Recover of left ventricular function following immediate coronary artery bypass grafting in myocardial infarction

S.V. Rojas 1, P. Stiefel 1, D. Bobylev 1, L. Knigina 1, C. Bara 1, J.D. Schmitto 1, A. Martens 1, A. Haverich 1, S. Cebotari 1
  • 1Medizinische Hochschule Hannover, Klinik für Herz-, Thorax-, Transplantations- und Gefäßchirurgie, Hannover, Germany

Objectives: The best time point for CABG following NSTEMI is controversially discussed. While keeping a time-lapse before revascularization for “cooling down” the infarction might improve perioperative safety, delayed revascularizations can hold the risk of prolonged ischemia leading to ventricular remodeling with loss of ventricular function. The aim of our study was to assess the outcome of patients receiving immediate CABG in the context of acute NSTEMI with special focus on the analysis of left ventricular function including regional wall motion patterns previous and after revascularization.
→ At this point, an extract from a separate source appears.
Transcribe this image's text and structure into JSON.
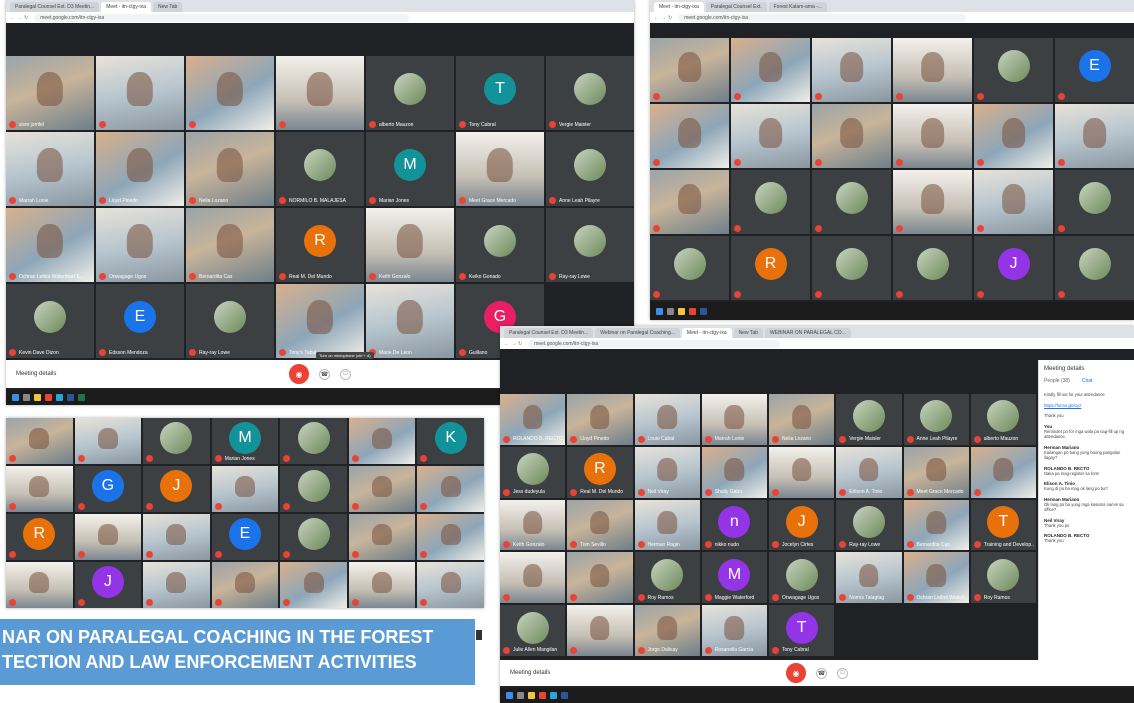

Methods: We analyzed the data of 20 consecutive patients with NSTEMI and 3-vessel disease that underwent eCABG in 2012 at our institution. 3D-Echocardiography (ie33 MATRIX, Philips Healthcare) was performed at admission and before discharge for assessment of left ventricular function and wall motion analysis. A semi-quantitative scale ranging from 0 (no change) to 5 (full recovery) categorized the changes of regional wall motion abnormalities.

Results: Demographics: 90% male, age 64,9 ± 9,7 y, 85% 3-vessel-CAD, 70% LMSS, 10% preoperative low cardiac output. Preoperative cardiac enzymes: CK 316 ± 609 U/l; CK-MB 37 ± 52 U/l. Maximum postoperative enzymes: CK 1038 ± 961 U/l; CK-MB 98 ± 108 U/l. LV-EF was 39 ± 10% at admission and 49 ± 8% following CABG surgery (p < 0,05). 65% of the patients showed a recovery of regional wall motion abnormalities (3,1 ± 1,1). Mean ICU stay was 4,0 ± 1,2 d. 30-day survival was 95%.

Conclusions: Our data show that eCABG can be performed in NSTEMI with low mortality and fast convalescence. Moreover we observed an important gain of LV function accompanied by a decline of wall motion abnormalities, which we associate to the recovery of stunned myocardium.